Gefährlicher Infekt

Harnwegsinfekte sind bei Kindern oft schwer zu erkennen und können daher schwerwiegende Folgen für die Nierenfunktion haben. Die Krankheit äußert sich im Kindesalter oft nicht durch die „klassischen“ Symptome wie Brennen und häufigem Harndrang. „Haben Kinder eine fahle Hautfarbe, entwickeln eine Trinkschwäche und leiden unter Fieber, sollte man auf jeden Fall einen Arzt aufsuchen“, sagt Prim. Univ.-Doz. Josef Oswald, Leiter der Kinderurologie am Ordensklinikum Linz Barmherzige Schwestern.

Mehr als 3000 Kinder werden jährlich stationär auf der Kinderurologie im Ordensklinikum Linz Barmherzige Schwestern aufgenommen.

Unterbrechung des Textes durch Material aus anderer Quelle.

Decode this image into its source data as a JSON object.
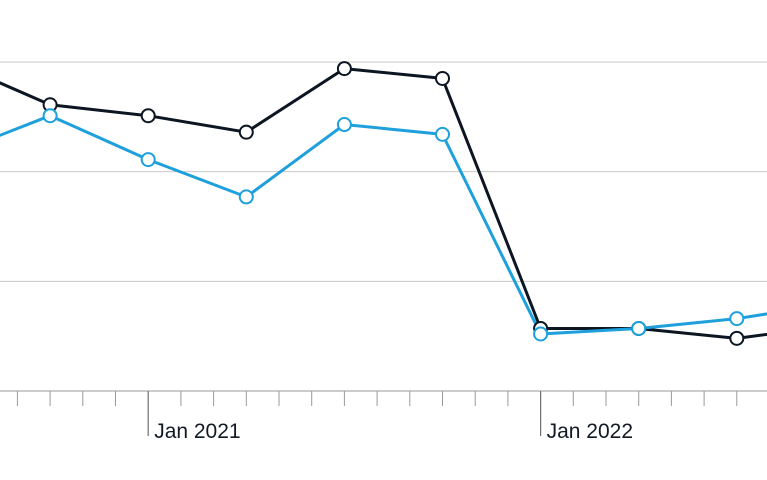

Die Spezialabteilung ist über die Grenzen Österreichs bekannt und zählt heute zu den größten europäischen kinderurologischen Zentren. Aufgrund ihrer einzigartigen Expertise wurde sie vor mehr als zwei Jahren zum nationalen Referenzzentrum für seltene kinderurologische Erkrankungen.

Bei Kindern gehören Harnwegsinfektionen zu den häufigsten bakteriellen Infektionskrankheiten. Mehr als zehn Prozent der Mädchen und drei Prozent der Buben erkranken vor dem Schuleintrittsalter mindestens einmal an einer Harnwegsinfektion.

Im Normalfall sind die Organe nur von wenigen Bakterien besiedelt, da der ständig durchfließende Urin die Harnwege auswäscht und der Blasenschließmuskel eine Barriere für aufsteigende Keime bildet. Bei einem übermäßigen Eindringen der Krankheitserreger in die Harnröhre kann dieser Reinigungsmechanismus jedoch versagen. So können sich die Bakterien in der Blase ausbreiten.

Erst ältere Kinder zeigen die typischen Symptome einer Blasenentzündung wie Brennen beim Harnlassen, ständigen Harndrang sowie hohes Fieber, wenn die Nieren ebenfalls betroffen sind. Wenn Babys und Kleinkinder an einem Harnwegsinfekt leiden, können diese Symptome allerdings völlig fehlen.

Umso wichtiger ist es, auf weitere Indikatoren zu achten. „Kleine Kinder zeigen lediglich Allgemeinsymptome wie hohes Fieber, Trinkschwäche, Übelkeit, Erbrechen und eine ausgeprägte Mattigkeit“, sagt Primar Oswald. Auch unbeabsichtigtes Einnässen kann ein Indiz für einen Harnwegsinfekt sein.

Spätfolgen vermeiden

Ein Harnwegsinfekt ist bei rechtzeitiger Diagnose einfach zu behandeln. Wenn die Infektion aber zu spät oder gar nicht erkannt wird, können die Folgen verheerend sein. Wird die Entzündung vom Haus- oder Kinderarzt durch eine Harnanalyse und Anlegen einer Kultur diagnostiziert, muss unbedingt mit einem Antibiotikum behandelt werden, da der Infekt ansonsten zu den Nieren aufsteigen, und dort Narben verursachen kann, welche dauerhafte Schäden nach sich ziehen. „Dazu zählt Bluthochdruck bereits im Kindesalter wie bei weiterer Nichtbehandlung eine Einschränkung der Nierenfunktion, Erkrankungen während der Schwangerschaft bis hin zur Niereninsuffizienz im späteren Leben“, erklärt der Experte.
Die Diagnose erfolgt, indem der Harn auf Bakterien und weiße Blutkörperchen untersucht wird. Eine rasche Diagnosestellung und der unverzügliche Beginn einer adäquaten Antibiotikatherapie sind wichtig, da jede Verzögerung zu vermeiden ist.

Leiden kleine Kinder häufiger an Harnwegsinfekten, sollte auf jeden Fall die Ursache abgeklärt werden, um eventuelle Fehlbildungen des Genitaltraktes auszuschließen. Blasenentzündungen im Kindesalter sind häufig durch einen fehlenden Ventilmechanismus zwischen Harnleiter und Harnblase verursacht.

Dabei fließt der infektiöse Harn aus der Harnblase in den oberen Harntrakt und bewirkt dort eine Nierenbeckenentzündung.
Mittels moderner Therapie-Methoden kann dieser sogenannte vesikoureterale Reflux mit einem kleinen Eingriff minimal-invasiv über die Harnröhre behoben werden, bei sehr ausgeprägten Formen eines Refluxes muss eine offene Operation mit Neueinpflanzung der Harnleiter erwogen werden.